Fraud, negligence, misguided good intentions combined with poor study design, intellectual conformity… these are among the problems plaguing research.
A couple of links as examples:
- Possible fabricated evidence in Alzheimer’s research.
- A chemical imbalance theory of depression, pushed for years by many psych professionals and the media, doesn’t have much evidence to back it up. (By the way, if you’re currently on antidepressants, please discuss any concerns with your doctor and don’t just abruptly stop taking them. That itself could be harmful.)
Researchers irresponsibly push a narrative unsupported by strong evidence, or they manipulate methodologies and results to achieve the outcomes they want. Maybe they subscribe to a certain ideology, or they’re trying to appease their backers. They may want to increase their stature in a university by producing work that seems groundbreaking.
Ultimately, patients suffer, their underlying problems left neglected and misunderstood. Low-quality research (and misrepresentations of research) have helped fuel medical scandals, such as the excessive prescription of opioid painkillers.
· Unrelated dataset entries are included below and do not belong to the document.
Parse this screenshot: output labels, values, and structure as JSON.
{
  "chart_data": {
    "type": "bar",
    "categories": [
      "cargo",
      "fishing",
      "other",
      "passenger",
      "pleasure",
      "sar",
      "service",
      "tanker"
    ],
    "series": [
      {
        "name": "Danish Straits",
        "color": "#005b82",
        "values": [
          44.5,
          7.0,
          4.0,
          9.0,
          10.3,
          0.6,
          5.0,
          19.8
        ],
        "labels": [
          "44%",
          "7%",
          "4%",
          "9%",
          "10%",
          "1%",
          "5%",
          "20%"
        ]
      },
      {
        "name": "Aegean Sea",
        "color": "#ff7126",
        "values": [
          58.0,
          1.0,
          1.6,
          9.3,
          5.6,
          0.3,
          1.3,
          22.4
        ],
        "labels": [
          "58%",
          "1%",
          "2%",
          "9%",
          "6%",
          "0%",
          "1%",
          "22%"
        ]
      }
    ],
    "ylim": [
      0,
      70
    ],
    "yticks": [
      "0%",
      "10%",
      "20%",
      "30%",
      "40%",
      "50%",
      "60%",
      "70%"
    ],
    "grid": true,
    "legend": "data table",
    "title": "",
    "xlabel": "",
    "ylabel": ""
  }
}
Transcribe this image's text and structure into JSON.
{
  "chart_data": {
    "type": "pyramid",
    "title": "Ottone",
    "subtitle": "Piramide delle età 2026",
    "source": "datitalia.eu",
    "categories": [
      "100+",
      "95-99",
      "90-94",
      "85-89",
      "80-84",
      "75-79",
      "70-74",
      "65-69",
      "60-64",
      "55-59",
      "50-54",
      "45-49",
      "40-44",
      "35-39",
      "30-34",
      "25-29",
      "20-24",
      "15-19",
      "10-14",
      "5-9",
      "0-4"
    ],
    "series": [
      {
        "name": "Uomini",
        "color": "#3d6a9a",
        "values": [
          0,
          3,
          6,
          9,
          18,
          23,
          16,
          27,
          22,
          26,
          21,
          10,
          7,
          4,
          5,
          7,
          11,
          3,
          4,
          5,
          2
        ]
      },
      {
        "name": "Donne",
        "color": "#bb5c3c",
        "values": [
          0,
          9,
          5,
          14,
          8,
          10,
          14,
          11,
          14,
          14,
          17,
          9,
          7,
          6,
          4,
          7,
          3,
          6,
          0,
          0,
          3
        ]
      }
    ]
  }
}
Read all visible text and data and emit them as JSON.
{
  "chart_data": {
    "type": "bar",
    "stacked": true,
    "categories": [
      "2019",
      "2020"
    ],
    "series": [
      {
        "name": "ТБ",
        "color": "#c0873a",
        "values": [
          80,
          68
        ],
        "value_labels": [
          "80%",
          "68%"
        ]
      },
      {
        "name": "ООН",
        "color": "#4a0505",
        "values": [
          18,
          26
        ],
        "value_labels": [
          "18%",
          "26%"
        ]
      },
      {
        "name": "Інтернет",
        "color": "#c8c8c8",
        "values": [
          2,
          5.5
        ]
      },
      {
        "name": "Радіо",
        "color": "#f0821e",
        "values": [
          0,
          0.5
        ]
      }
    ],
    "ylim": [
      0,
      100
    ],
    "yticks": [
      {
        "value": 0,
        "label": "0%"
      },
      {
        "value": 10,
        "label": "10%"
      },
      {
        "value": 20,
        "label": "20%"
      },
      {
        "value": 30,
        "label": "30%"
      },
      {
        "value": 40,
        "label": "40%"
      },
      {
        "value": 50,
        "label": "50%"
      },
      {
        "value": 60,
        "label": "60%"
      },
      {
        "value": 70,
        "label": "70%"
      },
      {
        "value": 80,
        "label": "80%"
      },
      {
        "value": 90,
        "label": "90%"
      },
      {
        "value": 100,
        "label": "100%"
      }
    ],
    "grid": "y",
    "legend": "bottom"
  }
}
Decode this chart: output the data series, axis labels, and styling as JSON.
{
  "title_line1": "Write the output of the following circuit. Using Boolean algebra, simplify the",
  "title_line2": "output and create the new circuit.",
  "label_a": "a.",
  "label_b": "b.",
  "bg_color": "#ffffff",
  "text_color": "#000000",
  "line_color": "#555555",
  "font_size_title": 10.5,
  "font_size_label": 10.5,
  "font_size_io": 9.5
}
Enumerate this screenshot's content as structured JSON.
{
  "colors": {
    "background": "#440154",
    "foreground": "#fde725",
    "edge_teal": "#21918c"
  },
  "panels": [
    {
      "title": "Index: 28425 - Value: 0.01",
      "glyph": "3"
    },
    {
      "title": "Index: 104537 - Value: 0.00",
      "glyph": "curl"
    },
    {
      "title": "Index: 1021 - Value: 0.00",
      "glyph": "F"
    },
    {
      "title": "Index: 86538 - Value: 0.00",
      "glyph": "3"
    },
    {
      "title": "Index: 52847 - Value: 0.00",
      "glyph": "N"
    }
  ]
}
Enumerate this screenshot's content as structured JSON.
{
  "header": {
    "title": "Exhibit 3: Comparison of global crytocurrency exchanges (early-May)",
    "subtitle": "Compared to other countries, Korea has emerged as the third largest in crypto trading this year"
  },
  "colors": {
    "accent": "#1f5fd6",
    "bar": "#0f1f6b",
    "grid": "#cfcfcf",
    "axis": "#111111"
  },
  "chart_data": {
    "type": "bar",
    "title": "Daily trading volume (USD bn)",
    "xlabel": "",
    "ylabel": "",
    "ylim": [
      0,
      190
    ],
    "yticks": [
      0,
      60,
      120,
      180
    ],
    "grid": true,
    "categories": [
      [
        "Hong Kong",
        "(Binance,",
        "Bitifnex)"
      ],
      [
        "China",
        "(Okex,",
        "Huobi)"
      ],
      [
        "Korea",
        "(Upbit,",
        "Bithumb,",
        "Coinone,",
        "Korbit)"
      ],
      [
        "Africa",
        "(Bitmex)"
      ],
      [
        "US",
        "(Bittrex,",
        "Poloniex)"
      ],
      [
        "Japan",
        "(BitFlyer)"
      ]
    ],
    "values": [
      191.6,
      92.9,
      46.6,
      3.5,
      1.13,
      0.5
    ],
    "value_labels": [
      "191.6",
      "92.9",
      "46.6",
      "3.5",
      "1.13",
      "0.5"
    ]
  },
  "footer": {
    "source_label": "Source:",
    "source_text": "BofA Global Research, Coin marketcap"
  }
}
Is all shoddy research the result of intentional fraud? No. Many researchers don’t deliberately behave in unethical ways. But the methods they use are so flawed that they produce worthless or harmful results. There needs to be a concerted effort to improve the quality of research – as argued in this article on how most biomedical research is ridiculously flawed.
Transparency is critical too. One example – there are some serious (alarmingly serious) concerns about the quality of widely touted research on adolescent gender dysphoria. This is a politicized topic, but that’s even more reason to scrutinize the quality of studies and discuss them openly. All patients deserve care based on high-quality research.
We need more rigor in research. We have to stop assuming that peer review is the be-all, end-all standard for whether a study is worth something. Scrutiny and public discussions are essential too, and I wish journalists were better at reporting the actual results and implications of a study, not an exaggerated version.
I don’t expect researchers to always “get things right.” I do hope for better study design and more scrutiny to help fight shoddy research practices, including acts of deliberate fraud.